PRAIRIE CREEK —
The cause of a late Thursday fire that destroyed a 137-year-old church sanctuary may never be known due to the intensity of the blaze.
But the congregation of Prairie Creek First Baptist Church plans to continue worshipping and serving the community – as they have done for almost 200 years, since missionary Isaac McCoy and his pioneer friend Daniel Boone met with local residents to form the church in May 1816.
“We’ve got a lot of decisions to make here in the next 24 hours on what we’re going to do for church on Sunday,” said Pastor Kevin Dobson on Friday morning as he met near the smouldering remains with deacon Harley Drake and church trustee J.R. Lowe.
Pastor Dobson, Drake and Lowe gathered for a while in a construction trailer at the site, glancing at building plans for the new addition. The plans include a fellowship hall, office and classrooms on one easily accessed ground floor level. The exterior of the addition was close to being buttoned up for the winter so that interior construction could be continued.
“It was really starting to look like that,” Lowe said of the exterior drawing.
A large excavator soon arrived to knock down the remaining exterior walls of the 1870s wood-frame structure. Much of the burning building collapsed into the basement level, including the church bell. The rubble was charred, wet and still smoking in some areas.
“We don’t even know where our bell is,” Dobson said, “The steeple was the last thing to fall.”
He said he was unsure how large the bell was, but it could lift people off the ground when they pulled its rope.
District chief Bill Shields of the Prairieton Fire Department recommended the walls be knocked in to reduce the possibility that the fire could rekindle and spread to the new construction. Begun in the fall, the new portion branches to the east from the south side of the church, creating an L-shape. The new wing was built along the southern boundary of the church cemetery.
The old portion of the church had just been reroofed as part of the project, Dobson said. Layers of shingles had been torn off and the roof deck was replaced. He theorized that during that project, a roofing screw may have touched an electrical wire, causing a short that later sparked the fire.
“Our guess is that it is an electrical fire that started in the roof,” Dobson said.
That theory is partly supported by a neighbor who witnessed the early flames of the fire in the northeast corner of the roof.
Deacon Drake said that a passing motorist on Indiana 63 first saw the flames and stopped to notify a resident across the street from the church. The fire was reported and the neighbor took a photo of the flames on the roof.
The fire did spread into the rafters of the new office and classroom construction connecting the sanctuary to the new fellowship hall.
Only the new fellowship hall area will remain, Dobson said, as some of the new construction will have to be torn down and rebuilt.
Fire Chief Sheilds said it is unlikely the cause of the fire will be determined because of the level of destruction.
Shields was complimentary of the responding fire departments who helped contain the fire mostly to the historic structure.
“Water was never a problem, because we have really good mutual aid agreements with the other fire departments, and we had tankers lined up last night waiting with water,” Shields said.

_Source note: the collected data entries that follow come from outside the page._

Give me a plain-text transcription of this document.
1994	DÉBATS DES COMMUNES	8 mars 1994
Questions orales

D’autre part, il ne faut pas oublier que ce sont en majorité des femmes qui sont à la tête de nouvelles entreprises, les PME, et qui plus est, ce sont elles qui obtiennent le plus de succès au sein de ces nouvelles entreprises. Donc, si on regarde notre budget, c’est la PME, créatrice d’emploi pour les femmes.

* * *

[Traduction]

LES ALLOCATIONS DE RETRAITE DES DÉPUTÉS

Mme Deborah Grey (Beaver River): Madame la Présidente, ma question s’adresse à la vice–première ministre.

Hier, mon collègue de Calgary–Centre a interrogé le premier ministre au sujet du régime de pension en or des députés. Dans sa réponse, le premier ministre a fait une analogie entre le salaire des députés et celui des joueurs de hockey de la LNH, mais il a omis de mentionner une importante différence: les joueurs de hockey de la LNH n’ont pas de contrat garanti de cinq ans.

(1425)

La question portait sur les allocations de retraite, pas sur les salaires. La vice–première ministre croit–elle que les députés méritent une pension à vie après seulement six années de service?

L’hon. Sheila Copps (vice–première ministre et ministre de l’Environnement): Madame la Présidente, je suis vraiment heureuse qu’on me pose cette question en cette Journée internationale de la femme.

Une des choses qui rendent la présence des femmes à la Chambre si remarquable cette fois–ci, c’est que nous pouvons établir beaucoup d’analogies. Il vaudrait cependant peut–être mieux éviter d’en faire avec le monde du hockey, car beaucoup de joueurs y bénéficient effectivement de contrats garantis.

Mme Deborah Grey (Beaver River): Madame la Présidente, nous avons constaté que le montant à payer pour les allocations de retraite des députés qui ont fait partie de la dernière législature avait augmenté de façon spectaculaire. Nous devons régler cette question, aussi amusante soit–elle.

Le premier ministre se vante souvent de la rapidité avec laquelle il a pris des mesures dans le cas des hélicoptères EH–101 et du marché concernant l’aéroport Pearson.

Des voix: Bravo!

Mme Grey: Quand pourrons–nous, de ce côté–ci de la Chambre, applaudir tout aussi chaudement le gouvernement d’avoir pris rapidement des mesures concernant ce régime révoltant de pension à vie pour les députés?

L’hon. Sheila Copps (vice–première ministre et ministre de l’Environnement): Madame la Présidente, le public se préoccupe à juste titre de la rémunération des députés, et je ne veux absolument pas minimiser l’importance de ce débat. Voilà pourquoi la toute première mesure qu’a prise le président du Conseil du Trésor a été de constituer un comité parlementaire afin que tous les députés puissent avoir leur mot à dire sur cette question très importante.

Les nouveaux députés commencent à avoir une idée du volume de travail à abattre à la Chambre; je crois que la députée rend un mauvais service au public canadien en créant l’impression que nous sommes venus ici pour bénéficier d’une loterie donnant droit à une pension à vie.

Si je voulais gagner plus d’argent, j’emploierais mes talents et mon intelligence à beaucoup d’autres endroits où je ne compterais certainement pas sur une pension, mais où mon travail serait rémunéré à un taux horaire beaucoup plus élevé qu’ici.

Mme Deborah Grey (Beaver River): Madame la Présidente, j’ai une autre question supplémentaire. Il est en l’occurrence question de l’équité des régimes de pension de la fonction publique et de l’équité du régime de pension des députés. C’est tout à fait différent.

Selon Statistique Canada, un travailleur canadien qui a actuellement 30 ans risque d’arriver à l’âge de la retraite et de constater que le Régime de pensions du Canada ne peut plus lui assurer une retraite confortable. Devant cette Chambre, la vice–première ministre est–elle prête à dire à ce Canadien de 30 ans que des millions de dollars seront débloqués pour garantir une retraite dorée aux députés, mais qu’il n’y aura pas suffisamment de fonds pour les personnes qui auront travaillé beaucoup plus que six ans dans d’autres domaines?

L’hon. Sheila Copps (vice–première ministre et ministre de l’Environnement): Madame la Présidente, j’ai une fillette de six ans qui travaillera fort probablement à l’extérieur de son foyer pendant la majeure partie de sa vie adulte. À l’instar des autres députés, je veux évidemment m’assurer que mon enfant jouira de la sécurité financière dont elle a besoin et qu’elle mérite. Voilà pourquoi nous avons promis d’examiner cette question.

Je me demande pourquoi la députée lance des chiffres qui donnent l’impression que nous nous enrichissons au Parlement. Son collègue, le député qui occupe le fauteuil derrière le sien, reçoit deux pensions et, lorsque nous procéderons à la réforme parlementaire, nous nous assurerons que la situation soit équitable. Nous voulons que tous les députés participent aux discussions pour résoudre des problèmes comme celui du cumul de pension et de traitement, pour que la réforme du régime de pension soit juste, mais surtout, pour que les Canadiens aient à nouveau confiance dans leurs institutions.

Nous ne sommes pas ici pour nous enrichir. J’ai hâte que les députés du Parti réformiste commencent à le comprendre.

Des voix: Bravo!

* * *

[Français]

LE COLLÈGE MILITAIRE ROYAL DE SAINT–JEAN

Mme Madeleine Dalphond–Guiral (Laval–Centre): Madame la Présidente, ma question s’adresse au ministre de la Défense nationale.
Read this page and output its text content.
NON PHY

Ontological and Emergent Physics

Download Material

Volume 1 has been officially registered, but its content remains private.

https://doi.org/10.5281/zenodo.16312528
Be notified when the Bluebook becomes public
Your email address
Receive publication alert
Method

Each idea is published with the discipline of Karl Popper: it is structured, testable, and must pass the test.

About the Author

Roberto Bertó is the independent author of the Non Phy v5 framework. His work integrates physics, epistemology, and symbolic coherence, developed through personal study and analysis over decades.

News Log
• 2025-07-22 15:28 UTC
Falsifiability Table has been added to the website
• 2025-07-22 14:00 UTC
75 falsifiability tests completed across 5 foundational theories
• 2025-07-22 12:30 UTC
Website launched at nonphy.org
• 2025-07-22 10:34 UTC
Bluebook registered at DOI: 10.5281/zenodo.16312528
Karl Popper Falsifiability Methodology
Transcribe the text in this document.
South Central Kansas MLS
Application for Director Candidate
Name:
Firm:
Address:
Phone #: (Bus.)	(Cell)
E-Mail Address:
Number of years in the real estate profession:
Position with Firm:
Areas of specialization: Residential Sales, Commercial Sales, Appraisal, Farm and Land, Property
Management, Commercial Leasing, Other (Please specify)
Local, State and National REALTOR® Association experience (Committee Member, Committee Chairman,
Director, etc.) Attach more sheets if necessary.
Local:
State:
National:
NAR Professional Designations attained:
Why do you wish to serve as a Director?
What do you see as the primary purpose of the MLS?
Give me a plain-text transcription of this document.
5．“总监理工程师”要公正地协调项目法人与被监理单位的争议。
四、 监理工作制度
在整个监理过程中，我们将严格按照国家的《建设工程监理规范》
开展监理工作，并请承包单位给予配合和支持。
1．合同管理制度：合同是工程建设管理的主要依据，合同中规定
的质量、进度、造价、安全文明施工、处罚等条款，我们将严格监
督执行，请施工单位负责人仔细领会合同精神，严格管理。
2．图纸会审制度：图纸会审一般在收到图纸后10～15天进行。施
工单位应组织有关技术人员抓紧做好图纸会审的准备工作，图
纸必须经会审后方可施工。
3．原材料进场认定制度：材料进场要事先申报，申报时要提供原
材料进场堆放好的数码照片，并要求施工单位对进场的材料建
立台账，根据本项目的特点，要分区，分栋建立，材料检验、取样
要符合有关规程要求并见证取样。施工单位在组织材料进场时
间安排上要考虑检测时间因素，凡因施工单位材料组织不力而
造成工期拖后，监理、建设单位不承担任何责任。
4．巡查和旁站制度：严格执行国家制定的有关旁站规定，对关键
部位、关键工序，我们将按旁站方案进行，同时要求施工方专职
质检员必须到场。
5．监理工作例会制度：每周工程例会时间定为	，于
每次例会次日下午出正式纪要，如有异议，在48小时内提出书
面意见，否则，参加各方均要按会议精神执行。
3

A drop tank was set up to receive water from the other tankers, so the pumpers fighting the fire could draft water from the portable tank.
Dobson said that most members of the congregation were notified of the fire by Friday morning.
Church clerk and Sunday school teacher Bonnie Chickadaunce said the congregation has had an important presence in the community since its original log cabin days.
Before this last Thanksgiving, the church served a holiday meal to about 400 people, including 167 meals delivered to shut-ins. Due to handicap accessibility issues, however, the meal was served a few blocks away in the Prairie Creek community building.
“Our dream was to be able to host the dinner in church’s fellowship hall next year,” Chickadaunce said.
The church members decided to build the new addition in part because of the difficulties accessing the often damp basement by the aging congregation members, who had to navigate stairs to reach the fellowship area and the classrooms.
“We were going to be able to do so much more to serve our church and our whole community,” Chickadaunce said.
Attendance on Sunday mornings averages between 65 to 85 members, she said.
Several members showed up Thursday night to watch the firefighting efforts.
Chickadaunce said she was pleased to learn that the church safe had been recovered from the building. It contained many historical documents, she said, and she hoped that those documents had survived the intense heat of the fire.
The congregation recently celebrated its 197th year, she said. A church history printed a few years ago states that the first services in 1816 were conducted under large trees near the foot of the hill leading into Prairie Creek. In 1819, the first church was erected as a log cabin with an open fireplace in the center of the room. That cabin was used until 1840 when a new building was constructed. The new building was used for 36 years until the current church was completed around 1877.
The church site was located in the near wilderness, the records state. The Old Army Road that connected pioneer outpost Fort Knox at Vincennes to Fort Harrison at Terre Haute later was developed into current-day Indiana 63.
The congregation has claimed the title of oldest church in the county, and Chickadaunce said she has heard that it is also the second-oldest church in the state.
She said the fire is a setback for the growth of the church, but it will be overcome.
“A church is its people,” she said. “We are a loving church.”